TOTAL-SOLUTIONS APPROACH To perform the inspection of the cyclone, the Skyriders team had to gain access to the ducting from the top, at a height of 30 m
Using rope access, inspection company Skyriders Access Specialists overcame height challenges, as well as confined-space and limited-access options, to conduct critical routine inspection of a cyclone at a Northern Cape-based cement producer.
The inspection project, which took place over two days as part of a routine maintenance shutdown in May, focused on the mill area, where a small cyclone in the middle of a narrow ducting – with an outer diameter of just 600 mm – meant that the four-person Skyriders team had to gain access to the ducting from the top at a height of 30 m. “Access had to be gained from this approach as there was no manoeuvring space within the cyclone,” explains Skyriders inspection manager Gerhard Kemp.

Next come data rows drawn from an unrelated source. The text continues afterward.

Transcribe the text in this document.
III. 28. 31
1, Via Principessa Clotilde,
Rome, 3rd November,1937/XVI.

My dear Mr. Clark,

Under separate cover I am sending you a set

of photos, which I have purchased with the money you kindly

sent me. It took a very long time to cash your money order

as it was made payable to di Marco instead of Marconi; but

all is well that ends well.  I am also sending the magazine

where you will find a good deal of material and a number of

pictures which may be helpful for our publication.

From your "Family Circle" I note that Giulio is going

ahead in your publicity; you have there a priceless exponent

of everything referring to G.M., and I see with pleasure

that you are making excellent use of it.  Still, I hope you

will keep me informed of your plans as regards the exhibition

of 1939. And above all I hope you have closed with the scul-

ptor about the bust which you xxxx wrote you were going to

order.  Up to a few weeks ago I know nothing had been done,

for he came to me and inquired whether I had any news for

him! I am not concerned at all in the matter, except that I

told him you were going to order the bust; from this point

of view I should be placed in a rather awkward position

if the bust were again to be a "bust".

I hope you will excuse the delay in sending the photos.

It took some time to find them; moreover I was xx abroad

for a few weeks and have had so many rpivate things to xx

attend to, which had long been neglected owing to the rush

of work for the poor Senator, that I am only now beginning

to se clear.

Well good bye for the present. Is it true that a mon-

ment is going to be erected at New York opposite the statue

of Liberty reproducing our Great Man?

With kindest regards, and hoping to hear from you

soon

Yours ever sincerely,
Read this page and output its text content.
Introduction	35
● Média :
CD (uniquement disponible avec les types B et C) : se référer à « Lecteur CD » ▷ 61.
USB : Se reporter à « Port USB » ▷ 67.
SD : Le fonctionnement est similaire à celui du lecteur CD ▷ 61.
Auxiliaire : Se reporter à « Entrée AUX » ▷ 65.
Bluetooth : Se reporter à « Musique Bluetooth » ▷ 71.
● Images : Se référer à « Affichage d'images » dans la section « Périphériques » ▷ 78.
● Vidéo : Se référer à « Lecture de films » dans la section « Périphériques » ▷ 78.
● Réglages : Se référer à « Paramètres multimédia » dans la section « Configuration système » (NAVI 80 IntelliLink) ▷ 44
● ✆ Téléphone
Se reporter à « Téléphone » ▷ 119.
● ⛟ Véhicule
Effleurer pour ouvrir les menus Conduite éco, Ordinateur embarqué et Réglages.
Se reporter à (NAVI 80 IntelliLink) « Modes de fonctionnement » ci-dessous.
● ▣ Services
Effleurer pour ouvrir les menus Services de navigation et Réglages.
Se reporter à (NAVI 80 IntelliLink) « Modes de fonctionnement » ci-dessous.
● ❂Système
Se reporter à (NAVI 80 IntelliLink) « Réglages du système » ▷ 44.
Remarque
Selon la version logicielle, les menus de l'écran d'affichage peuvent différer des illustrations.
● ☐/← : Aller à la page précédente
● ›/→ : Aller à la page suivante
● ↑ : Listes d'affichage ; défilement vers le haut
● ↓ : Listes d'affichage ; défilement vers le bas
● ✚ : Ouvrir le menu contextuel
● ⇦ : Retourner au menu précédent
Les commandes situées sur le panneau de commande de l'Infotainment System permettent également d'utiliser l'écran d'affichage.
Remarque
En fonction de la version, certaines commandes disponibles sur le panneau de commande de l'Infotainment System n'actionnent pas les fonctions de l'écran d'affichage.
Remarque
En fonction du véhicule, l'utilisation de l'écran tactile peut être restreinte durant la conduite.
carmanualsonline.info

The team – comprising trained rope-access inspection technicians qualified in confined-space work and various nondestructive testing disciplines – assessed the general condition of the cyclone, taking note of wear areas, damages, indications of loose material, and air leaks. This included visual inspection of the welds and wall thickness, as well as the integrity of the steel linings. A magnetic particle inspection technician was also on hand to verify the quality of any welding work that might have proven necessary.
Rope access only allowed partial access to the cyclone, however, and a manhole-sized access hole also had to be made just below the cyclone to allow full access to the required inspection area. “The benefit of this is that it provides easy access for subsequent inspections,” highlights Skyriders marketing manager Mike Zinn.
Kemp notes that the inspection revealed some minor wear in the cyclone, as well as a small hole in a bend of the ducting. Importantly, the Skyriders team pinpointed the problem area, which enabled the client to open up the cyclone externally at the exact location for repairs. This problem could not have been detected from outside the ducting, owing to the presence of cladding and lagging. “Using rope access for an internal inspection was the most efficient means possible in terms of manpower and resources.”
Skyriders also provided a detailed report on the outcome of the inspection process, providing baseline information that can be compared with the outcome of subsequent inspections. Zinn explains that this will enable the client to determine wear patterns in the cyclone and pinpoint the causes of wear, which will facilitate planning in terms of maintenance and repairs.
“Time is of the essence with such a shutdown, where even one hour offline has a major impact on the bottom line. “Therefore, our reports are critical to give our clients the clearest view of what is required,” Kemp points out.
Skyriders carried out the inspection work during the night shift to minimise disruption. “This was a prime example of the customised, total- solutions approach that under- pins all our projects,” concludes Zinn.